Das Landesarbeitsgericht (LAG) Baden-Württemberg hat über eine nachträgliche Befristung eines unbefristeten Arbeitsverhältnisses entschieden (Urteil vom 04.03.2015 - 2Sa 31/14). Ein Großunternehmen der Automobilindustrie bot allen neu eingestellten und ernannten Führungskräften seit Anfang 2003 nur noch Arbeitsverträge an, die bis zum 60. Lebensjahr befristet sind und eine eigene betriebliche Altersversorgung (Pension Capital) inkludieren, die verschiedene finanzielle Anreize gibt. Auch die Klägerin erhielt dieses Angebot; wie ihre Kollegen entschied sich die unbefristet Beschäftigte innerhalb der gesetzten Frist von 28 Monaten, ruderte aber später zurück.
Insgesamt bot das Automobilunternehmen 2.685 unbefristet beschäftigten und leitenden Führungskräften im Jahr 2003 die Befristung ihrer Arbeitsverhältnisse zum 60. Lebensjahr an. Der Arbeitgeber begründete diese Maßnahme mit einer besseren Planbarkeit der Personalbestände im Rahmen von Altersteilzeit und Frühverrentungen. Außerdem verwies der Beklagte darauf, dass es  empirisch beweisbar wäre, dass Führungskräfte ohnehin durchschnittlich mit 60 Jahren ausscheiden. 1.191 leitende Führungskräfte (ca. 41,6 %) nahmen das Angebot an. Das tat auch eine unbefristet beschäftigte Managerin. Sie schloss zunächst die Vereinbarung zur Befristung ab, bereute dies später jedoch und erhob dann eine Entfristungsklage. Sie stützte sich darauf, dass der Befristung ein sachlicher Grund fehle.
Der Befristungsgrund „Wunsch des Arbeitnehmers“ spielt in der Praxis eigentlich keine Rolle. Da der Arbeitnehmer nämlich im Gegensatz zum Arbeitgeber ein Beschäftigungsverhältnis jederzeit unter Einhaltung der Kündigungsfrist und ohne Vorliegen eines Kündigungsgrundes von sich aus beenden kann, sind kaum Fälle denkbar, in denen der Beschäftigte ein befristetes Arbeitsverhältnis vorziehen würde. Dieser erhält mit einem unbefristeten Arbeitsverhältnis, das er problemlos selbst kündigen kann, also immer ein Mehr gegenüber einem befristeten Arbeitsverhältnis.

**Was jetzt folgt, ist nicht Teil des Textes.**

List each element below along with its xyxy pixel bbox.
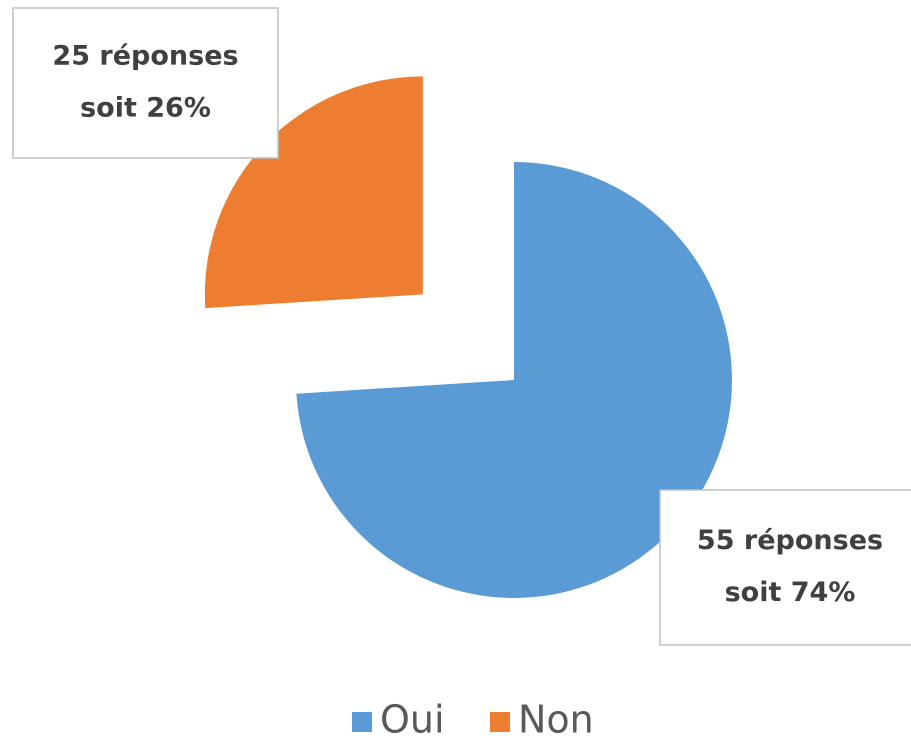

Im vorliegenden Fall hatte der Arbeitgeber mit seinem Angebot seinen Arbeitnehmern zwei Optionen offeriert. Die Führungskräfte konnten erstens das Arbeitsverhältnis unverändert fortsetzen, bis sie die  Regelaltersgrenze erreichen. Andernfalls bot sich ihnen die Möglichkeit eines vorzeitigen Ausscheidens in den „Vorruhestand“; verbunden ist mit finanziellen Anreizen.

Das Landesarbeitsgericht Baden-Württemberg sah – wie auch schon die Vorinstanz - in dieser Konstellation die Befristung gem. § 14 Abs. 1 Satz 2 Nr. 6 TzBfG als gerechtfertigt an, weil sie auf einem Wunsch der Klägerin beruhe. Immerhin hatte diese – wie auch alle anderen Betroffenen – 28 Monate Zeit für ihre endgültige Entscheidung und das Angebot war eindeutig sowie klar formuliert. In Anbetracht dieser langen Frist sei das Handeln der Klägerin nicht als Reaktion, sondern als Aktion zu werten. Das Gericht formulierte: Das von außen unbeeinflusste Tätig werden des Arbeitnehmers nach einem längeren Zeitraum - und sei es auch nur eine Unterschrift auf einem mehr als zwei Jahre zuvor vom Arbeitgeber unterschriebenen Angebot - könne als Wunsch des Arbeitnehmers auf Abschluss eines befristeten Arbeitsvertrages im Sinne des § 14 Abs. 1 Satz 2 Nr. 6 TzBfG verstanden werden, der selbstbestimmt und eigenverantwortlich getroffen worden sei.

Das LAG verweist zudem auf die ständige Rechtsprechung. Dieser zufolge liegt ein Befristungswunsch des Arbeitnehmers ausschließlich dann vor, wenn er bei einem Arbeitgeberangebot für den Abschluss eines unbefristeten Arbeitsvertrages nur ein befristetes Arbeitsverhältnis vereinbart hätte; wobei allerdings ein bloßes Einverständnis des Beschäftigten nicht ausreicht. Anders sähe der Fall auch aus, wenn der Arbeitnehmer selbst eine Befristungsvereinbarung wünscht.

Es bleibt zu hoffen, dass das BAG im Fall einer Revision der Argumentation des LAG Baden-Württemberg folgt. Andernfalls läuft der Sachgrund „Wunsch des Arbeitnehmers“ nämlich tatsächlich in die Leere.